* Victor Missiato – Apresentar-se diante de um espelho é um dos exercícios mais desafiadores do ser humano com seu alter-ego. É neste ato que as imperfeições mais aparentes e transparentes se entrelaçam como uma descoberta desafiadora para as nossas maiores questões. Muitas são as cenas do mundo da arte que ilustram o personagem apresentando as sensações mais dramáticas da vida diante de um espelho, ora enxergando uma realidade límpida, ora procurando criar forças para mascarar determinada situação.
No tempo da História, o espelho da humanidade modifica-se, pois não se trata de um tempo presente, mas de um tempo passado constantemente reinterpretado pelo presente. Diante disso, o espelho da História é o espelho retrovisor. Mediante sua curvatura, o espelho retrovisor oferece ao condutor a possibilidade de ampliar o campo visual transpassado. Desse modo, comparado ao espelho plano, o espelho do retrovisor, ao se moldar de forma convexa, produz uma leitura do objeto em tamanho reduzido em relação à sua forma original, mas com um aumento da paisagem observada na quadratura da imagem na qual este objeto encontra-se presente.
Este exercício físico da relação condutor, imagem, ângulo, luz e tamanho pode ser interpretado na leitura histórica a partir da contextualização e da posição do espectador envolvido. Alexis de Tocqueville, ao analisar a Revolução Francesa, dizia ser impossível compreendê-la sem olhar para fora da França. Compreender a criação dos campos de concentração na Alemanha e na URSS, sem relacioná-los com o sistema de produção da Segunda Revolução Industrial, retira do objeto sua paisagem. Milhares são os possíveis exemplos que podemos dar no que diz respeito à visão da História no passado. O grande problema é que, por se tratar de uma paisagem em constante movimento, seu controle nunca será exato.
Ao tratarmos o Estado-nação como objeto central do nosso espelho retrovisor, conferimos a este ente um poder legitimador que refundou o poder político da humanidade. Espécie política da modernidade, o Estado-nação suplantou qualquer possibilidade utópica ligada ao cosmopolitismo, até o presente momento. Sua força é tamanha que um manauara e um gaúcho olham entre si e se auto identifiquem enquanto brasileiros. Algo de similar proporção só havia ocorrido com o cristianismo.

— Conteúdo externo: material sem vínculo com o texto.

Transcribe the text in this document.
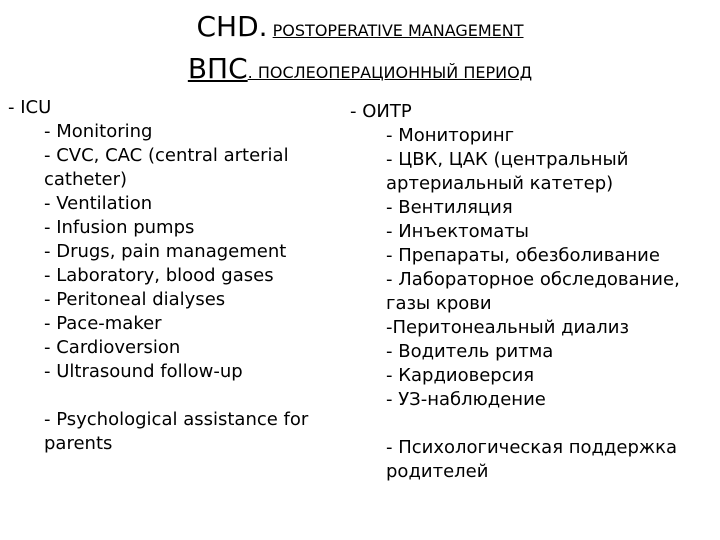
CHD. POSTOPERATIVE MANAGEMENT
ВПС. ПОСЛЕОПЕРАЦИОННЫЙ ПЕРИОД

- ICU

- Monitoring

- CVC, CAC (central arterial catheter)

- Ventilation

- Infusion pumps

- Drugs, pain management

- Laboratory, blood gases

- Peritoneal dialyses

- Pace-maker

- Cardioversion

- Ultrasound follow-up

- Psychological assistance for parents

- ОИТР

- Мониторинг

- ЦВК, ЦАК (центральный артериальный катетер)

- Вентиляция

- Инъектоматы

- Препараты, обезболивание

- Лабораторное обследование, газы крови

-Перитонеальный диализ

- Водитель ритма

- Кардиоверсия

- УЗ-наблюдение

- Психологическая поддержка родителей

Diante de tamanha legitimidade e poder, o Estado-nação passou a ser o objeto principal da política enquanto espaço transformador da paisagem retrovisora. Responsabilizar o Estado por crimes cometidos por seus agentes passa a significar, então, a retroalimentação da paisagem pelo obejto. É como se o Estado devesse reparar todos os crimes cometidos por seus agentes, embora saibamos que o Estado representa um poder de dominação, que nunca existe sem legitimidade e participação do poder social. Portanto, um funcionário nazista não seria bem-sucedido na sua função de deportar judeus sem a colaboração de informantes voluntários. As ditaduras latino-americanas não teriam criado um aparato de tortura e repressão sem a anuência de um poder popular consciente e ciente de que em nome do progresso, “sacrifícios” são necessários.
Por ainda ser tratado como espaço principal de luta, reivindicação e poder, o Estado-nação é o espaço onde os crimes cometidos no passado são selecionados a partir de quem o conquista no tempo presente. Diante disso, olhar para o retrovisor sem a incômoda proximidade com as imperfeições presentes no espelho retilíneo e frontal continuará sendo a válvula de escape do inevitável e incômodo encontro entre consciência e experiência. Julgar e sentenciar os mortos sempre será um exercício mais encantador que corrigir nossas presentes imperfeições.
* Victor Missiato é doutor em História, professor de História do Colégio Presbiteriano Mackenzie Brasília. Membro do Grupo de Estudos e Pesquisas Psicossociais sobre o Desenvolvimento Humano (Mackenzie/Brasília) e Intelectuais e Política nas Américas (Unesp/Franca).